The Boss pursed his lips, assessing the situation. Unbalanced, definitely. Or just a little bosky, maybe? These city people… because the man wasn’t rich, or even comfortably well off, from the look of his coat and his car. Still, he might just be an eccentric, one of those tree-huggers who looked like suckers but turned out to be first cousins to a Judge or someone. And it was a virtuous deed to be kind to those mentally afflicted …
“Sir,” said the Boss so politely the second woodcutter nearly dropped his axe on his foot. “What seems to be the matter?”
“They’re chopping down the trees. I’m trying to explain that they must not. It sounds emotional, ridiculous… I know I’m not doing a very good job of it, but we do need the trees!”
“Of course, sir. I understand perfectly. Trees are essential to the survival of our planet and offer numerous benefits to us as well as our environment. They remove harmful gasses, reduce pollution, add good things, yes, yes, I fully appreciate all that. Look,” He took two safety-pin badges out of his pocket. “I’m a member of both Greenpeace and WWF, and totally committed to saving the environment. I believe from the core of my heart that trees have immense value, in both material and sentimental terms.”

“Then why are these men… they called you Boss…”“Just in a manner of speaking.
Right, lads? I would no more chop a tree than a child’s head! Trees are our future, and our country already suffers from a dearth of forested land.”
“Er yes.” Said the first woodcutter hastily. The second woodcutter smashed his axe hard into the bole of the tree and said nothing.
“Don’t worry, sir.” The Boss had begun to shepherd the man imperceptibly to his car. “I was just coming around to have a word with them. Your tree friends won’t be hurt any more. You there!” He yelled at the second woodcutter.

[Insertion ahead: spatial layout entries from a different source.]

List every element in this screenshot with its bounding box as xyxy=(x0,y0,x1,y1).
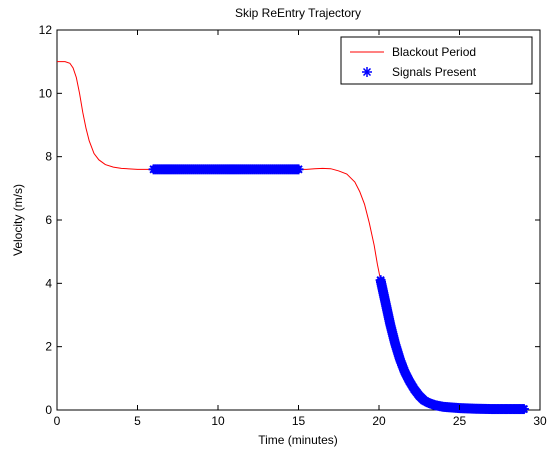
legend-swatch-signals xyxy=(362,67,372,77)
x-tick-label: 25 xyxy=(453,414,467,428)
x-tick-label: 5 xyxy=(134,414,141,428)
y-tick-label: 10 xyxy=(39,86,53,100)
x-tick-label: 15 xyxy=(292,414,306,428)
marker-stroke xyxy=(519,404,529,414)
legend-label-signals: Signals Present xyxy=(392,65,477,79)
y-tick-label: 2 xyxy=(45,340,52,354)
y-tick-label: 0 xyxy=(45,403,52,417)
marker-stroke xyxy=(294,165,303,174)
signal-marker xyxy=(293,164,304,175)
legend: Blackout Period Signals Present xyxy=(340,36,533,85)
y-tick-label: 4 xyxy=(45,276,52,290)
x-tick-label: 0 xyxy=(54,414,61,428)
ticks-layer: 0 5 10 15 20 25 30 0 2 4 6 8 10 12 xyxy=(39,23,547,428)
series-layer xyxy=(57,61,529,415)
legend-label-blackout: Blackout Period xyxy=(392,45,476,59)
y-tick-label: 12 xyxy=(39,23,53,37)
plot-area: 0 5 10 15 20 25 30 0 2 4 6 8 10 12 xyxy=(39,23,547,428)
legend-box xyxy=(340,36,533,85)
y-tick-label: 8 xyxy=(45,150,52,164)
plot-frame xyxy=(56,29,541,411)
y-axis-label: Velocity (m/s) xyxy=(11,184,25,256)
x-tick-label: 20 xyxy=(372,414,386,428)
chart-title: Skip ReEntry Trajectory xyxy=(235,6,361,20)
y-tick-label: 6 xyxy=(45,213,52,227)
x-tick-label: 10 xyxy=(211,414,225,428)
x-tick-label: 30 xyxy=(533,414,547,428)
signal-marker xyxy=(518,404,529,415)
x-axis-label: Time (minutes) xyxy=(258,433,338,447)
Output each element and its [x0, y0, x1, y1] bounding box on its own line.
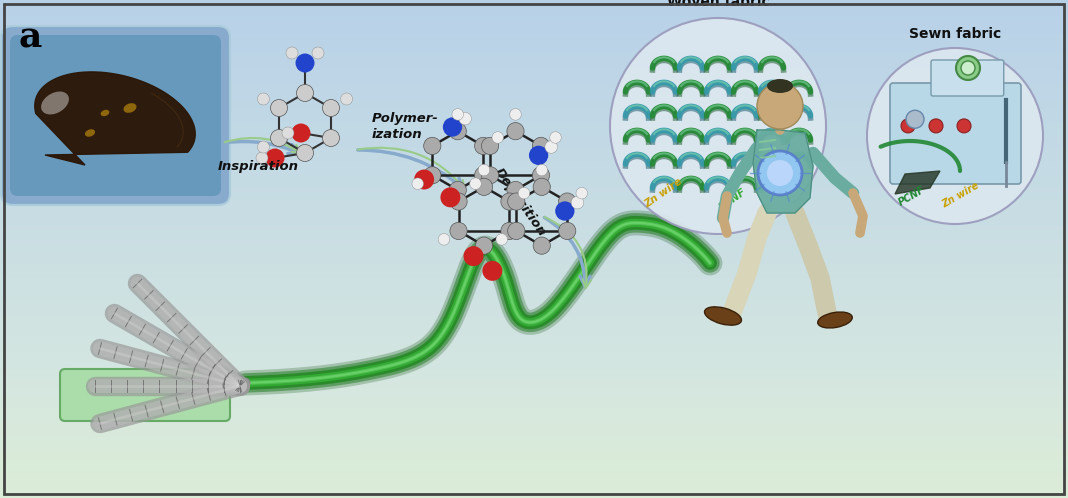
- Ellipse shape: [818, 312, 852, 328]
- Circle shape: [501, 193, 518, 210]
- Circle shape: [867, 48, 1043, 224]
- Circle shape: [961, 61, 975, 75]
- Circle shape: [464, 246, 484, 266]
- Circle shape: [443, 118, 462, 136]
- Circle shape: [424, 137, 441, 154]
- Circle shape: [323, 129, 340, 146]
- Polygon shape: [753, 130, 813, 213]
- Ellipse shape: [41, 92, 69, 115]
- Circle shape: [474, 167, 492, 184]
- Circle shape: [509, 109, 521, 120]
- Circle shape: [507, 123, 524, 140]
- Ellipse shape: [85, 129, 95, 137]
- Text: Zn wire: Zn wire: [642, 177, 684, 210]
- Circle shape: [282, 127, 294, 139]
- Circle shape: [559, 222, 576, 240]
- Circle shape: [452, 109, 464, 120]
- Circle shape: [507, 193, 524, 210]
- Circle shape: [610, 18, 826, 234]
- Circle shape: [482, 137, 499, 154]
- Circle shape: [297, 85, 314, 102]
- Ellipse shape: [705, 307, 741, 325]
- Circle shape: [438, 234, 450, 245]
- Circle shape: [459, 113, 471, 125]
- Circle shape: [536, 164, 548, 176]
- Circle shape: [414, 169, 434, 189]
- Text: Sewn fabric: Sewn fabric: [909, 27, 1001, 41]
- Circle shape: [929, 119, 943, 133]
- Circle shape: [482, 167, 499, 184]
- Circle shape: [474, 137, 492, 154]
- Circle shape: [492, 132, 503, 143]
- Circle shape: [292, 124, 311, 142]
- Circle shape: [257, 141, 269, 153]
- Ellipse shape: [100, 110, 109, 116]
- Circle shape: [475, 178, 492, 195]
- Text: Deposition: Deposition: [491, 166, 548, 239]
- Circle shape: [270, 100, 287, 117]
- Circle shape: [529, 146, 548, 165]
- Circle shape: [266, 148, 284, 167]
- Circle shape: [450, 222, 467, 240]
- Circle shape: [323, 100, 340, 117]
- Text: Polymer-
ization: Polymer- ization: [372, 112, 439, 140]
- Circle shape: [440, 187, 460, 207]
- Text: Zn wire: Zn wire: [940, 181, 980, 210]
- Circle shape: [576, 187, 587, 199]
- FancyBboxPatch shape: [10, 35, 221, 196]
- Circle shape: [957, 119, 971, 133]
- Circle shape: [312, 47, 324, 59]
- Circle shape: [533, 178, 550, 195]
- Circle shape: [550, 132, 562, 143]
- FancyBboxPatch shape: [60, 369, 230, 421]
- Circle shape: [475, 237, 492, 254]
- Text: PCNF: PCNF: [718, 187, 749, 213]
- Circle shape: [450, 123, 467, 140]
- FancyBboxPatch shape: [890, 83, 1021, 184]
- Polygon shape: [895, 171, 940, 194]
- Circle shape: [555, 201, 575, 221]
- Circle shape: [297, 144, 314, 161]
- Circle shape: [341, 93, 352, 105]
- FancyBboxPatch shape: [931, 60, 1004, 96]
- Circle shape: [424, 167, 441, 184]
- Circle shape: [257, 93, 269, 105]
- Circle shape: [559, 193, 576, 210]
- Circle shape: [270, 129, 287, 146]
- Text: PCNF: PCNF: [897, 185, 927, 208]
- Text: a: a: [18, 20, 42, 54]
- Circle shape: [545, 140, 557, 153]
- Circle shape: [507, 222, 524, 240]
- Circle shape: [450, 181, 467, 199]
- Circle shape: [450, 193, 467, 210]
- Circle shape: [532, 167, 550, 184]
- Circle shape: [532, 137, 550, 154]
- Circle shape: [501, 222, 518, 240]
- FancyBboxPatch shape: [1, 26, 230, 205]
- Circle shape: [533, 237, 550, 254]
- Circle shape: [470, 178, 482, 189]
- Circle shape: [571, 196, 584, 209]
- Circle shape: [496, 234, 507, 245]
- Circle shape: [483, 261, 502, 281]
- Circle shape: [478, 164, 490, 176]
- Circle shape: [507, 181, 524, 199]
- Ellipse shape: [124, 103, 137, 113]
- Circle shape: [412, 178, 424, 189]
- Circle shape: [296, 53, 314, 73]
- Circle shape: [518, 187, 530, 199]
- Text: Inspiration: Inspiration: [218, 160, 299, 173]
- Circle shape: [901, 119, 915, 133]
- Circle shape: [767, 160, 794, 186]
- Circle shape: [256, 152, 268, 164]
- Ellipse shape: [767, 79, 794, 93]
- Circle shape: [956, 56, 980, 80]
- Circle shape: [758, 151, 802, 195]
- Text: Woven fabric: Woven fabric: [666, 0, 769, 9]
- Circle shape: [286, 47, 298, 59]
- Circle shape: [906, 110, 924, 128]
- Circle shape: [757, 83, 803, 129]
- Polygon shape: [35, 72, 195, 165]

“Stop murdering the tree! And you, sir, can go home with an easy mind. Leave everything to me. A businessman like you must be far too busy…”
He saw the man into the car and off, smiling benignly until the car rounded the bend in the road.

“Does he mean all that stuff he said just now?” asked the first woodcutter.
“Does that mean we’re fired? My daughter’s getting married next month, I was going to ask for a raise… What am I going to do now?” The second woodcutter smashed his axe hard into the bole of the tree and said nothing.
The Boss turned around. “Get to work, you filthy scum! Do I pay you to stand around doing nothing? Get that row of trees chopped by sundown, or I’ll dock you for the day!”